QUESTIONS AND ANSWERS ON PROVIDING SERVICES TO CHILDREN WITH DISABILITIES DURING THE CORONAVIRUS DISEASE 2019 OUTBREAK
On March 12, 2020, the U.S. Department of Education Office of Special Education and Rehabilitative Services (OSERS) and Office of Civil Rights (OCR), issued a Q and A publication regarding the current pandemic:
Questions and Answers on Providing Services to Children with Disabilities During the COVID-19 Outbreak
OSERS also issued a supplemental fact sheet on March 21, 2020:
Supplemental Fact Sheet
Among the “takeaways” from this regulatory guidance:
– If an LEA continues to provide educational opportunities to the general student population during a school closure, the school must ensure that students with disabilities also have equal access to the same opportunities, including the provision of FAPE. (34 CFR §§ 104.4, 104.33 (Section 504) and 28 CFR § 35.130 (Title II of the ADA)).
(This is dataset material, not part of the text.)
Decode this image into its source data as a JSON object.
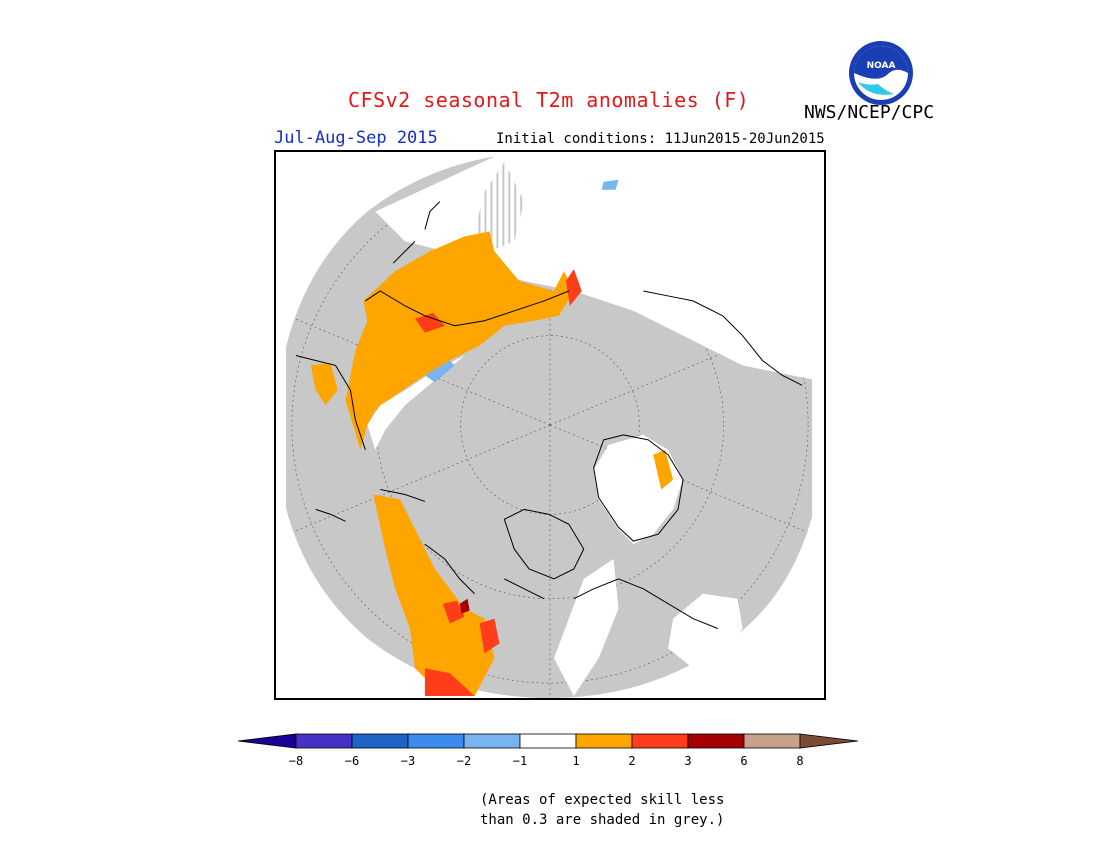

SEAs, LEAs, and schools must ensure that, to the greatest extent possible, each student with a disability can be provided the special education and related services identified in the student’s IEP developed under IDEA, or a plan developed under Section 504. (34 CFR §§ 300.101 and 300.201 (IDEA), and 34 CFR § 104.33 (Section 504)).
– If a child does not receive services during a closure, a child’s IEP team (or appropriate personnel under Section 504) must make an individualized determination whether and to what extent compensatory services may be needed, consistent with applicable requirements, including to make up for any skills that may have been lost.
– IEP teams may, but are not required to, include distance learning plans in a child’s IEP that could be triggered and implemented during a selective closure due to a COVID-19 outbreak. Such contingent provisions may include the provision of special education and related services at an alternate location or the provision of online or virtual instruction, instructional telephone calls, and other curriculum-based instructional activities, and may identify which special education and related services, if any, could be provided at the child’s home. Creating a contingency plan before a COVID-19 outbreak occurs gives the child’s service providers and the child’s parents an opportunity to reach agreement as to what circumstances would trigger the use of the child’s distance learning.